Любка такая уж уродилась – нервная, взбалмошная, озорная, непослушная, упрямая, – не жизнь с ней была, а борьба. Но с другой стороны – она росла смелая, добрая, с невероятной фантазией, – какое-то соединение несоединимых качеств, и вот такое чадо нужно было поднимать на ноги, направлять, воспитывать, – сколько на это ушло у Вероники собственного детства и юности, а кто это оценит, поймет теперь?

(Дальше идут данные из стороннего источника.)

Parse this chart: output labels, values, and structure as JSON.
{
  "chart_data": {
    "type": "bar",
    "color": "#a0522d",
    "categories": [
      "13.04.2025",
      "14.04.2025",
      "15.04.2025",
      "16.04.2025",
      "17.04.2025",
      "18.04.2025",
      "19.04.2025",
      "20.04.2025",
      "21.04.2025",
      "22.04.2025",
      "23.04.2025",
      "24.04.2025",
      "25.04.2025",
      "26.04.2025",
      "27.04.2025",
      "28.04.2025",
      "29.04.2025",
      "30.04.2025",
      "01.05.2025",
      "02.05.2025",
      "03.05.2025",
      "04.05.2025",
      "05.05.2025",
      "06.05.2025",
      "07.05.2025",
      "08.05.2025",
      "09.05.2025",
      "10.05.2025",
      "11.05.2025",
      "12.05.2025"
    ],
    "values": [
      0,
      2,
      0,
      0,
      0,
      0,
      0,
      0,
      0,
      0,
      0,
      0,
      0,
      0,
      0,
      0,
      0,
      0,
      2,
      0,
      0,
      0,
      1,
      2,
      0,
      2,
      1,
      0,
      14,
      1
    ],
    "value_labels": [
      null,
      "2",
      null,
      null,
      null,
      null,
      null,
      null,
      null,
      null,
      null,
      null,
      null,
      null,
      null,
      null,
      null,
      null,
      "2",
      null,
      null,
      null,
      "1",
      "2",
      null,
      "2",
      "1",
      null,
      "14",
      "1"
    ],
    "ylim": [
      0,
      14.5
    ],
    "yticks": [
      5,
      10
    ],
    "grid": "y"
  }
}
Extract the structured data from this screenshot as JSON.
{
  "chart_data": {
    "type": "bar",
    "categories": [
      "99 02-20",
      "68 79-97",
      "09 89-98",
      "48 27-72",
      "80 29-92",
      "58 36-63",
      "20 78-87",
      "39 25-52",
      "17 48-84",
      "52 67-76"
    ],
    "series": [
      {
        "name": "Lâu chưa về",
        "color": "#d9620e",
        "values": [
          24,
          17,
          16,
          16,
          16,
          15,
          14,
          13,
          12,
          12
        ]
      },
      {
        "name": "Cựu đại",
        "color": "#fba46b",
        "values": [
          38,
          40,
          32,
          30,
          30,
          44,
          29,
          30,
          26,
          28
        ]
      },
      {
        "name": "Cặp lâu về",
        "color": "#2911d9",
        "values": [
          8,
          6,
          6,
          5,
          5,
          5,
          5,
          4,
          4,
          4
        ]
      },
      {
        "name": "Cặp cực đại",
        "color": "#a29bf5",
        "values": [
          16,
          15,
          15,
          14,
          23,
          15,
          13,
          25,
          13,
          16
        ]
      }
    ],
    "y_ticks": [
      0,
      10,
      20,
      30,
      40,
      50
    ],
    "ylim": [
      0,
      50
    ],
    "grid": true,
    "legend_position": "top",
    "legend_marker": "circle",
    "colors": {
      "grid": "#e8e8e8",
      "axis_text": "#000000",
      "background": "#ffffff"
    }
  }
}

Помнится, однажды младшая сестра без обычных своих капризов отпустила старшую на свидание, а вечером следующего дня прибежала домой в разорванном платье и в разорванных чулках – дралась с парнями. Люба ничего так не боялась, как гнева матери, когда, прежде чем выпороть, мать говорила повелительным тоном: «Люба, сядь со мной рядом на диван, выкладывай, деточка…» – а потом эта деточка получала заслуженную порку. Но вот это предварительное сидение на диване было самой страшной пыткой для Любы: рассказывать она ничего не рассказывала, только дулась, мялась, а мать тем временем накалялась и, накалившись, говорила сдержанно-злым голосом:

– Ну-ка, снимай штаны… – И начинала учить жизни.

Вот это последнее было для Любки бесполезным: боли она не боялась. Никакой. Она вообще была неуправляемой всю жизнь и никогда ничего не боялась. Только одного – вкрадчивого голоса матери с многообещающими нотками.

А тогда Вероника первая увидела беду Любы. Сжалилась над ней (она же выручила вчера, отпустила на свидание). Спрятались обе от матери, и Вероника давай сама штопать чулки и платье. Тут-то мать и застукала их. Всыпала на этот раз не только Любке, но и Веронике. А ей ведь шел тогда семнадцатый… И мать не посмотрела, лупила ее ремнем, не обращая внимания на внутренний голос: может, зря я, вон уж заневестилась она, а я…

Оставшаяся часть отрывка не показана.